Иван Шумов спросил шепотом:
- Это ты чьи слова говорил?
- Того, за кем мы идем.
- Вы? Большевики? - опять зашептал отец. - Ну, вот теперь и суди: я тут из мужиков самый грамотный в окружности, а и я толком не знаю, что это название значит… сердцем, может, и чую, а умом - нет, не разобрался.
Гость помолчал, усмехнулся:
- Слыхал я не так давно в вагоне железной дороги проезжий один толковал: "Большевики - это те, кто народу как можно больше добра хотят, потому и называются так". Ну, а точнее сказать - это партия рабочего класса, которая в борьбе за счастье народа идет вперед бесстрашно… И будет идти до конца! Я тебе тут, Иваныч, книжку одну оставлю, прочитаешь - многое поймешь! Только от чужих глаз хорони ее.
- Спасибо! - горячо откликнулся Шумов. - Схороню!
Гость снова заходил по комнате.
- Видел ты когда-нибудь, Иван Иванович: бурлит ручей, только что разлился, ему бы шире пробивать себе дорогу, - а нет - смотришь, ушел под землю, не видать его. Пропал? Нет! Настанет время, выйдет тот ручей наверх полноводной, могучей рекой!
Гриша, привстав, глядел широко раскрытыми глазами. И гость, повернувшись, увидел его:
- Смотри, Иваныч: наследник-то твой не спит!
- Да он, если и слыхал что, ничего не понял, - как будто успокаивая гостя, проговорил отец.
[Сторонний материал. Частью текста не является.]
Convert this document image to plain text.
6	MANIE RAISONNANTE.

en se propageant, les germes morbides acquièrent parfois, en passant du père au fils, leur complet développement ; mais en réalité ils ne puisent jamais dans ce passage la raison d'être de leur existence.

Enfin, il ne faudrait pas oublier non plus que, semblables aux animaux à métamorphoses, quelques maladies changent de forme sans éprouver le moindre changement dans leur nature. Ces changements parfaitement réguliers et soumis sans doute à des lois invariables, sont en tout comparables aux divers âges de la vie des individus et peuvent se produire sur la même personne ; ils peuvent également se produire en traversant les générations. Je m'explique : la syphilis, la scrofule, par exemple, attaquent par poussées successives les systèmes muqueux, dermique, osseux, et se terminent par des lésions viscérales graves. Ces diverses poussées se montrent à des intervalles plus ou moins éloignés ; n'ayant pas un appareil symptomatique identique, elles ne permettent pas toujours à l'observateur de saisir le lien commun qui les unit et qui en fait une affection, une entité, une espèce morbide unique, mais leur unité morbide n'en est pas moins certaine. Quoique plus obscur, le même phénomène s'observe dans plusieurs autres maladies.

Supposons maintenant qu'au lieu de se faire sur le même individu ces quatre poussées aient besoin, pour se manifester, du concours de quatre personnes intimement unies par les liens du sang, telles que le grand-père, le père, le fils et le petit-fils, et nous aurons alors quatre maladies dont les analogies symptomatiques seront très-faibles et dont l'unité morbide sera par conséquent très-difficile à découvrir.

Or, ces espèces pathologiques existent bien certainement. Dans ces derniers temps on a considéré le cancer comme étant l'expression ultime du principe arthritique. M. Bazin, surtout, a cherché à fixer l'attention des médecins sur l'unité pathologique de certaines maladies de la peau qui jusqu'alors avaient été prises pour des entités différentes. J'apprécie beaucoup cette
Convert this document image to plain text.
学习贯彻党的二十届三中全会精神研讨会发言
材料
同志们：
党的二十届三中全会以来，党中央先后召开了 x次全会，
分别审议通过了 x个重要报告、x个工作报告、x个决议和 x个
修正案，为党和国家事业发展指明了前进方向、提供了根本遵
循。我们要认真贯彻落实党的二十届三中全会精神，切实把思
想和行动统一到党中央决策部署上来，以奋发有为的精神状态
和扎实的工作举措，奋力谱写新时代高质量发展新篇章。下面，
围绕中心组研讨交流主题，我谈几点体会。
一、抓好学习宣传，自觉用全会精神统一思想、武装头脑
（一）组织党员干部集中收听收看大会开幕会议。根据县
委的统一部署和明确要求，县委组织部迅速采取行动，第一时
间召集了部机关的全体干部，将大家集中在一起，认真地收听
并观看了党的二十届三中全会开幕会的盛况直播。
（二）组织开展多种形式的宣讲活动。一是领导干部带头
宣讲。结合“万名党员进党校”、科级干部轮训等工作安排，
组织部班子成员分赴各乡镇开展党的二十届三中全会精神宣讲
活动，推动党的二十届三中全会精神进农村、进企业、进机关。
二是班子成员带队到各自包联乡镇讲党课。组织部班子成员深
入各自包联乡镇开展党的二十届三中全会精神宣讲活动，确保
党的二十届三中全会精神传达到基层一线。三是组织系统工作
- Я все понял! - сердито сказал Гриша.
Гость засмеялся, подошел к постели ближе:
- "Понял, Ванюшка?" - "Понял, баушка". - "Что ж ты понял, Ванюшка?" - "А ничего, баушка".
Гриша присказку эту знал. И повторил сердито:
- Я все понял!
- Не шуми, - откликнулся отец: - проснется мать, тогда вот поймешь!
Гриша второпях, потихоньку, чтобы не разбудить мать, заговорил:
- Вы тут - про ручей… про Железный ручей толковали. Я давно про него знаю, я, может, сам буду искать его.